As much as it is the responsibility of the executive arm of government to fix the numerous problems plaguing the sector, the Legislature is better placed to initiate and oversight that process, given the position of the latter as the pulse of any democracy. At the risk of bothering you with the obvious, the legislature is imbued with the constitutional responsibility of constituency representation, law-making and exercise of oversight. Indeed, there is no democracy in a society where the legislature ceases to exist or performs its functions. Aligning with the position argued above, the NASS is the pulse of Nigeria’s democracy. As applicable to all countries operating bi-camera legislature, the Nigerian House of Representatives which you belong symbolizes the nearest representation of the people at the central government. This is why the push for reform of the oil and gas sector in Nigeria must start with you.

Thus, as part of the way forward, ANEEJ pleads with the House through your committee to see to the abolition of the scam called crude oil swap. It should ensure that local refineries are allocated only the crude they can absolve, while the remainder of the 445,000 barrels daily allocation for domestic use is sold at internationally competitive price. In other words, Nigeria should sell the unutilized crude by its local refineries at international market price in the same manner it imports refined products that it eventually subsidize.

Secondly, the House of Representatives should commit to leading the Nigerian citizens to fight oil swap practice, by pushing for investigation and prosecution of Nigerians that are involved. This is necessary because the complicity of insiders within NNPC, oil companies and government, and the tendency to act contrary to laid down rules and procedures, have become the cracks surviving crude oil swap business.

Thirdly, it is of essence that some urgent actions are taken to bring back Nigeria’s moribund refineries. Such action should look beyond the very emotive issue of “subsidy remover”. We need to act in the direction of liberalization as against privatization. The story of the telecommunications that is often misconstrued as privatization (but which is not exactly correct) is a good example. A liberalization of the process, even if it means bypassing the domestic market to sell products abroad, will encourage investment and job creation for Nigerians.
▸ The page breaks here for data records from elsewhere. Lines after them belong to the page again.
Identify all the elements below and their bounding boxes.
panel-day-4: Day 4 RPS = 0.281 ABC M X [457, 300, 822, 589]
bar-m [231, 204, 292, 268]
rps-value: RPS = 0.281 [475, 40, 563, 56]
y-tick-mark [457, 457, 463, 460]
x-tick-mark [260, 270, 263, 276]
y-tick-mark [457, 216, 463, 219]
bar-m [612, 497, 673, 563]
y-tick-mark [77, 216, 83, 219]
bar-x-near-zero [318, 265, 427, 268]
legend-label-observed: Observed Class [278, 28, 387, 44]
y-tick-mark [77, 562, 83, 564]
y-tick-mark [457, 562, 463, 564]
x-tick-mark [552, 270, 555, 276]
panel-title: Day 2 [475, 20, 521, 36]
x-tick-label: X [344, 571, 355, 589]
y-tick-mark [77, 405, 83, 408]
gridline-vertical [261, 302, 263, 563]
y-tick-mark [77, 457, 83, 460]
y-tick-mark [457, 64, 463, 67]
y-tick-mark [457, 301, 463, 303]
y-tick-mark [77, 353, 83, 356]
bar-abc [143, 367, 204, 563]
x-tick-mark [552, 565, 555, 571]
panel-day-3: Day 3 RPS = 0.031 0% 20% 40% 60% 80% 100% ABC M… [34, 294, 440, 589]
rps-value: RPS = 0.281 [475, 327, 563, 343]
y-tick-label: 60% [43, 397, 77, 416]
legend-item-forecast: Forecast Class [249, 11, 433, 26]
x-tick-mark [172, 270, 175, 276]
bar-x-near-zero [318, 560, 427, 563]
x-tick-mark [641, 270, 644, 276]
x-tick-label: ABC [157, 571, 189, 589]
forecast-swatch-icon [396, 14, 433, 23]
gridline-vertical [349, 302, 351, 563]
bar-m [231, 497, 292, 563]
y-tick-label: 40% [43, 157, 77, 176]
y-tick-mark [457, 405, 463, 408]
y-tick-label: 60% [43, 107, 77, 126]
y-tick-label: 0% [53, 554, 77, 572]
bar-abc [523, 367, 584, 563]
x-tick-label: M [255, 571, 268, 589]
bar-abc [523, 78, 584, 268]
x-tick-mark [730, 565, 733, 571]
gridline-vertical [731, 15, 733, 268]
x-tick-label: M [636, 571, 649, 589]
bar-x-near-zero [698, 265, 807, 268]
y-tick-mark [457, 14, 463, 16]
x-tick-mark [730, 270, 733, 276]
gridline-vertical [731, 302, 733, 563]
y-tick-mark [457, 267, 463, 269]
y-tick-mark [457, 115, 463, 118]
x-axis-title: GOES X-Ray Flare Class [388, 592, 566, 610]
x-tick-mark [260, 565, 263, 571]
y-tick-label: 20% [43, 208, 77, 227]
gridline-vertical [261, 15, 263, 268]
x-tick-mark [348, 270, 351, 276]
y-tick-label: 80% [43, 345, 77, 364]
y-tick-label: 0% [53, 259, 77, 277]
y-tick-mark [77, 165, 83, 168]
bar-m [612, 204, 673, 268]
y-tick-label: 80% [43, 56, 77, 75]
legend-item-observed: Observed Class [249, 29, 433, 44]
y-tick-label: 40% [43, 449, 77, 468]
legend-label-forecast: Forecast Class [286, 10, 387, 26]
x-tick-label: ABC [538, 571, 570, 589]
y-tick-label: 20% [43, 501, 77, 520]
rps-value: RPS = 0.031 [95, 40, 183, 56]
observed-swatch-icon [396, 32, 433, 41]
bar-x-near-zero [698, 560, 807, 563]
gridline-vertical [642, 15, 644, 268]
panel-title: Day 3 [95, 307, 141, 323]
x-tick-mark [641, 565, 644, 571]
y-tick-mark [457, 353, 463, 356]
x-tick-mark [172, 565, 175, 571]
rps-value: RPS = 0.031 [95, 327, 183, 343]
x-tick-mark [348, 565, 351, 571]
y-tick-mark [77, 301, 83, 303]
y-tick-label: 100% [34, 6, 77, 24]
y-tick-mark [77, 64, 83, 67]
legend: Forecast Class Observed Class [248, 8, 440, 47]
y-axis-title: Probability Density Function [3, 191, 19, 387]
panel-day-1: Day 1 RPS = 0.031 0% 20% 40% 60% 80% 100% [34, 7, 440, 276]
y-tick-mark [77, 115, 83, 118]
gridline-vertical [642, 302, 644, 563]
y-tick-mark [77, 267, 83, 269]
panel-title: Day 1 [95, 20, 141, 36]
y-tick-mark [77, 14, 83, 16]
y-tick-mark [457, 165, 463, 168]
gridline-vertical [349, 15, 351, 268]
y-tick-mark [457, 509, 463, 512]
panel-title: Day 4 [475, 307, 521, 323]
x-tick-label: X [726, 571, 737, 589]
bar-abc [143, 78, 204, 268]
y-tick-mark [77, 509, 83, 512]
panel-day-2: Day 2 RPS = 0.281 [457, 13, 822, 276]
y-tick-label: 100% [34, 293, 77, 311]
Fourthly, Nigeria needs to emulate countries that are better able to manage their oil and gas sector by embracing reforms that will transform it. The beginning point for that should be seen from the opportunity provided by the Petroleum Industry Bill (PIB). The non-passage of the PIB since 1998 when it was first introduced in the NASS has denied Nigeria of its potential for transforming the downstream oil sector and the associated issues of crude oil swap. Nigerians want the PIB passed with dispatch, and it is the hope of ANEEJ that this will not be delayed any further.

Fifthly, natural resources occupy a pivotal place in the growth and development of countries rich in them. To the extent to which oil is the mainstay of Nigeria’s economy, it is expedient that NASS pushes for a law that mandates the Minister of Petroleum Resources (and perhaps his/her counterpart in the Ministry of Mines and Steel Development) to address it annually on development in the industry. This will enable it to assess firsthand information about policy, trading and investment in the industry as against the current practice of responding only to whistle blowing in the media.

Lastly, the National Assembly, through your honourable House, should activate a mechanism for dealing with the challenges of crude oil swap through global action. The Swiss Federal Government is reported as currently working on a forthcoming transparency which it intends to exempt commodities (trading) sector. This step, apart from being at odds with the EU Accounting and Transparency Directive and the US Dodd Frank Law, points to how the Swiss government entrenches itself as the haven for stolen money and shady businesses. The National Assembly needs to be in the forefront of the fight against such unjust practices that will shortchanged Nigeria from realising maximum benefits from its oil and gas wealth. Now is the time to strike the hot iron!